このあたりにはいない、垢抜けた少年に、皆、心を奪われた。



 「……よろしくね。」

 「あ…こ、こちらこそ。」



 都会からの転校生・景山幸也は私の隣の席に座った。



 *



 「良いなぁ…景山君の隣なんて…
ね?何かしゃべった??」

 「しゃべることなんてないよ!」

 本当はすこしだけ喋ったけど、なぜだか私はそのことを隠してしまった。



 「でも、さっき、教科書見せてあげてたじゃない。

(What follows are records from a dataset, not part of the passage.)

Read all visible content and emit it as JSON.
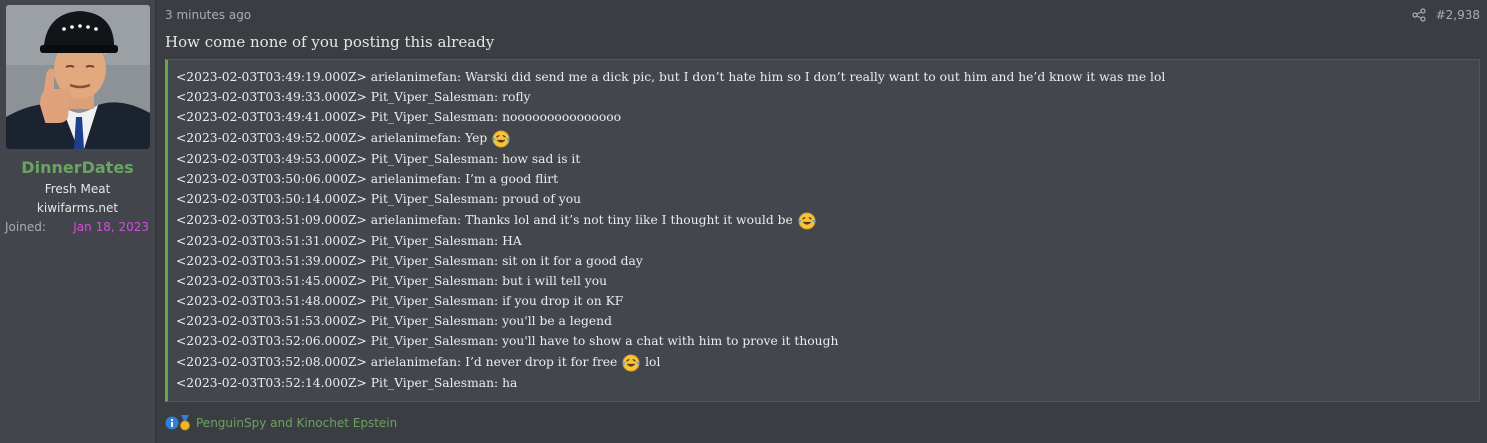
{
  "user": {
    "name": "DinnerDates",
    "title": "Fresh Meat",
    "banner": "kiwifarms.net",
    "joined_label": "Joined:",
    "joined_date": "Jan 18, 2023"
  },
  "post": {
    "time": "3 minutes ago",
    "number": "#2,938",
    "lead": "How come none of you posting this already",
    "quote_lines": [
      {
        "text": "<2023-02-03T03:49:19.000Z> arielanimefan: Warski did send me a dick pic, but I don’t hate him so I don’t really want to out him and he’d know it was me lol"
      },
      {
        "text": "<2023-02-03T03:49:33.000Z> Pit_Viper_Salesman: rofly"
      },
      {
        "text": "<2023-02-03T03:49:41.000Z> Pit_Viper_Salesman: nooooooooooooooo"
      },
      {
        "text": "<2023-02-03T03:49:52.000Z> arielanimefan: Yep",
        "emoji": "rofl-emoji"
      },
      {
        "text": "<2023-02-03T03:49:53.000Z> Pit_Viper_Salesman: how sad is it"
      },
      {
        "text": "<2023-02-03T03:50:06.000Z> arielanimefan: I’m a good flirt"
      },
      {
        "text": "<2023-02-03T03:50:14.000Z> Pit_Viper_Salesman: proud of you"
      },
      {
        "text": "<2023-02-03T03:51:09.000Z> arielanimefan: Thanks lol and it’s not tiny like I thought it would be",
        "emoji": "rofl-emoji"
      },
      {
        "text": "<2023-02-03T03:51:31.000Z> Pit_Viper_Salesman: HA"
      },
      {
        "text": "<2023-02-03T03:51:39.000Z> Pit_Viper_Salesman: sit on it for a good day"
      },
      {
        "text": "<2023-02-03T03:51:45.000Z> Pit_Viper_Salesman: but i will tell you"
      },
      {
        "text": "<2023-02-03T03:51:48.000Z> Pit_Viper_Salesman: if you drop it on KF"
      },
      {
        "text": "<2023-02-03T03:51:53.000Z> Pit_Viper_Salesman: you'll be a legend"
      },
      {
        "text": "<2023-02-03T03:52:06.000Z> Pit_Viper_Salesman: you'll have to show a chat with him to prove it though"
      },
      {
        "text": "<2023-02-03T03:52:08.000Z> arielanimefan: I’d never drop it for free",
        "emoji": "rofl-emoji",
        "after": " lol"
      },
      {
        "text": "<2023-02-03T03:52:14.000Z> Pit_Viper_Salesman: ha"
      }
    ]
  },
  "reactions": {
    "text": "PenguinSpy and Kinochet Epstein",
    "icons": [
      "informative-icon",
      "medal-icon"
    ]
  },
  "colors": {
    "background": "#3a3d42",
    "sidebar": "#42464c",
    "username": "#6ba361",
    "quote_border": "#63a74f",
    "joined_date": "#d24ddb"
  }
}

」

 「見せてただけだよ!」

 男子を意識するなんて、初めてのことだった。
それほどまでに、景山幸也は異色の存在だったのだ。



 *



 「阿部さーん!」

 帰り道、名前を呼ばれて振り向くと、そこには景山幸也の姿があった。
 彼は手を振りながら、駆けて来る。
なんだろう?期待と不安に、胸がときめく。
だけど、私は出来る限りの無表情を装い、彼が来るのを待った。



 「……阿部さんも、こっちなんだね。」

 「う、うん。」

 「これって、葡萄だよね?」

 彼はあたりを眺めながらそう言った。



 「う、うん…うちの葡萄畑なんだ。」

 「えっ!そうなの!?このあたり、全部?」

 「う、うん…」

 「じゃあ、ちょっとだけ……もらっても良いかな?」

 「いいよ。」

 「わぁ、ありがとう!僕ね、葡萄が大好きなんだ!」

 彼は葡萄畑に入って行った。
 私もその後に続く。



 「すごいなぁ…葡萄ってこんな風に実るんだね。
……これってなんて種類?」

 「キャンベルだよ。」

 私は、食べても怒られなさそうな房をひとつ取り、彼に手渡した。



 「えっ!良いの?こんなに…」

 「うん、良いよ!」

 「うわぁ、嬉しいなぁ!どうもありがとう、阿部さん!」

 景山幸也は、はじけるような笑顔を見せてくれた。
 葡萄をあげたくらいでこんなに喜ばれたことなんてなかったから、なんだかすごく新鮮な気がした。



まさか、将来、私が彼と結婚するなんて、その時の私は知る由もなかった。